Memórias do próximo Carnaval
Enildo Luiz Gouveia*
Em 18.02.2023
Sérgio Sampaio há muitos anos cantou: “Eu quero botar meu bloco na rua, brincar, botar pra gemer…” Uma canção de protesto em plena ditadura militar e que hoje ainda é entoada nos carnavais. Inicio este texto fazendo esta referência por acreditar no Carnaval. Sim, ao contrário dos críticos e pessimistas, o Carnaval é de suma importância tanto do ponto de vista cultural como econômico. Os governos, especialmente dos municípios, lucram, pois a economia envolvida em torno dos festejos é dinâmica e democrática. Há os que propagam a violência neste período, mas, é preciso dizer que roubos e violência infelizmente não são características apenas do período carnavalesco.
Para além das disputas sem sentido em saber qual o melhor Carnaval do Brasil (Recife? Rio de Janeiro? Salvador? São Paulo? São Luis?…) o que estamos vendo em 2023 é um grito de liberdade. Após dois anos sem a realização da maior festa do país devido a pandemia de Covid-19 e, após um processo eleitoral conturbado cujas consequências ainda estão sendo sentidas, onde em várias prévias do país ouve-se ainda gritos da campanha eleitoral passada, especialmente em palcos da Cultura Popular que foi tão perseguida no governo anterior, mostrando que o Carnaval é também forma de expressão política.

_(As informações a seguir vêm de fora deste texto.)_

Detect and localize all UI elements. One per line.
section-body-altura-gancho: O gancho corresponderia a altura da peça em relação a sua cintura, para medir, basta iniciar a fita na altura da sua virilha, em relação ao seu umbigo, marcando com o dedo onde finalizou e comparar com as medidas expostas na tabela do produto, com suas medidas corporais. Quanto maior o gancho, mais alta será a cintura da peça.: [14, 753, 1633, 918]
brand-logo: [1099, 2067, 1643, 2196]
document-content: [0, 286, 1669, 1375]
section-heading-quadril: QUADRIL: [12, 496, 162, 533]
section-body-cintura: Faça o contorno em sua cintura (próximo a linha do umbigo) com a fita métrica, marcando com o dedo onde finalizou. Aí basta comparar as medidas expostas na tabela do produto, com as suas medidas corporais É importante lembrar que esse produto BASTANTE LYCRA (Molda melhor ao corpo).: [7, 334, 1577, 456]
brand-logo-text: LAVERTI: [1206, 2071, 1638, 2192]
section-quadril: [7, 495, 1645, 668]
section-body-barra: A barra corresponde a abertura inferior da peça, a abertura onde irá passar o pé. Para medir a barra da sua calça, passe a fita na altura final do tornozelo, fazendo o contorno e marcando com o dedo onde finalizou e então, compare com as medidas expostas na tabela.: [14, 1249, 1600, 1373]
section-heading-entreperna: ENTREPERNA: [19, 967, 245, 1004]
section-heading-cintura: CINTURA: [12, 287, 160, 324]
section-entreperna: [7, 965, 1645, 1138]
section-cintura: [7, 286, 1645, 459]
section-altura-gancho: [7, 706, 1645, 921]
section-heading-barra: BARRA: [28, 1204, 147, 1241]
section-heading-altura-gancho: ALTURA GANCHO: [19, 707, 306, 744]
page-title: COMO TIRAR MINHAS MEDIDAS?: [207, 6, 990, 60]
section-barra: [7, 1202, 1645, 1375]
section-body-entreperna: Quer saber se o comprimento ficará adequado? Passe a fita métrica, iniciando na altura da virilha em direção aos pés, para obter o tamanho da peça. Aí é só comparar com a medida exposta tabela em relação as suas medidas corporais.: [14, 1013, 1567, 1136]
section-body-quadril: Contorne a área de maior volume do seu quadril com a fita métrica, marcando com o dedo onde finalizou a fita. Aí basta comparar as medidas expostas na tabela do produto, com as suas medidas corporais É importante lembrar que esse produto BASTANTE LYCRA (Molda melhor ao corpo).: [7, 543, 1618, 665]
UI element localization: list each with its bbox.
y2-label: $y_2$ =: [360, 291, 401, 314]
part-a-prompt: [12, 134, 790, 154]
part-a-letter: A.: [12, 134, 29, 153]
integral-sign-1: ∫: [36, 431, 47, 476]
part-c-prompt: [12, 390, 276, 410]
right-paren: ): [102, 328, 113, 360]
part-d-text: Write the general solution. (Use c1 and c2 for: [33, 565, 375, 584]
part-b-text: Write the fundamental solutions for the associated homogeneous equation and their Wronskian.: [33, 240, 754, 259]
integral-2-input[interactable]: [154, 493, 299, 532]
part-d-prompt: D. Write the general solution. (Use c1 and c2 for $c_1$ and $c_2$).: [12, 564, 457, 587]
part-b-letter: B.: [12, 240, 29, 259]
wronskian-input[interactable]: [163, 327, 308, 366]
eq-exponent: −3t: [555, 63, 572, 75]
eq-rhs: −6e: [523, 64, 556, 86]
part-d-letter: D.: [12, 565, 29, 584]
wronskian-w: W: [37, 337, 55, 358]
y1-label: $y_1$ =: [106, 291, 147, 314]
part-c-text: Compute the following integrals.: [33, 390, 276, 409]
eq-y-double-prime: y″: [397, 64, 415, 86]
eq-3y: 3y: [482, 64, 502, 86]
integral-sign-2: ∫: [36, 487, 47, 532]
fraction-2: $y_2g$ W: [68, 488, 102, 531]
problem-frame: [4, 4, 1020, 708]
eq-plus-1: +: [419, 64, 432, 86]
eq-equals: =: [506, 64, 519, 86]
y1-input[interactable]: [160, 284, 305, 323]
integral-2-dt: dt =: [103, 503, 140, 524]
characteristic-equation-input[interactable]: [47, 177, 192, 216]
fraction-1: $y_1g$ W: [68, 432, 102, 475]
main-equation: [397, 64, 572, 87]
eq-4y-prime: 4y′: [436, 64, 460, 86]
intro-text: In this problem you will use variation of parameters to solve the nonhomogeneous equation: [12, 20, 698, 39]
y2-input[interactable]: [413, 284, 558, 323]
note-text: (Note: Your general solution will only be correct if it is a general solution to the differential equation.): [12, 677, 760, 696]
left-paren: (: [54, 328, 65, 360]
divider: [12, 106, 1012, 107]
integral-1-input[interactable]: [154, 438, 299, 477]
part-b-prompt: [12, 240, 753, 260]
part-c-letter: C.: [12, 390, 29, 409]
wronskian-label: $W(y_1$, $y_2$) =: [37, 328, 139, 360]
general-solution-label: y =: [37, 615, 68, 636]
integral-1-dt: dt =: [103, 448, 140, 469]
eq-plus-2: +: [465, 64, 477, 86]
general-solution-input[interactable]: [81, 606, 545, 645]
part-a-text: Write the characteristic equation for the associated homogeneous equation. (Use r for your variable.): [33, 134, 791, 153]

Devido ao cansaço, ando preferindo as prévias. O Carnaval mesmo é demais pra mim. Mas ainda assim acho espetacular a entrega das pessoas, a criatividade e a paixão envolvidas. Fico pensando que Moacyr Franco tem razão ao cantar que “A nossa vida é um carnaval, a gente brinca escondendo a dor…”. Como num país tão desigual, com tantos gargalos pra resolver, com tanta intolerância pode, num período como este, se reinventar, criar fantasias, emocionar o mundo? É impressionante, por exemplo, a resistência dos grupos de Caboclinhos, Maracatus, Afoxés, Blocos Líricos, Coco de Roda, Pastoris e Reizado dialogando com bandas de rock, reggae, pop, etc. no Carnaval do Recife e Olinda. Apesar de toda pressão midiática e comercial, estes grupos não abrem mão da tradição e por isso terminam fazendo a diferença, colorindo e encantando as pessoas.
O Carnaval deste ano tem um simbolismo e significado especiais. Marca de certa forma um recomeço. A pandemia não foi superada ainda, mas avançamos na vacinação e no combate ao negacionismo. Mas não podemos esmorecer! Todo cuidado é pouco! O contágio pelo vírus (da covid, da ignorância e do fascismo) é uma realidade. Vamos brincar a vontade, com responsabilidade e solidariedade. Há uma luz no fim do túnel, já diz o samba: “sonhar não custa nada”. Que este Carnaval fique na memória e nos ajude a construir os próximos carnavais. Oxalá!
*Enildo Luiz Gouveia – Professor, poeta, cantor, compositor, teólogo. É membro da Academia Cabense de Letras – ACL.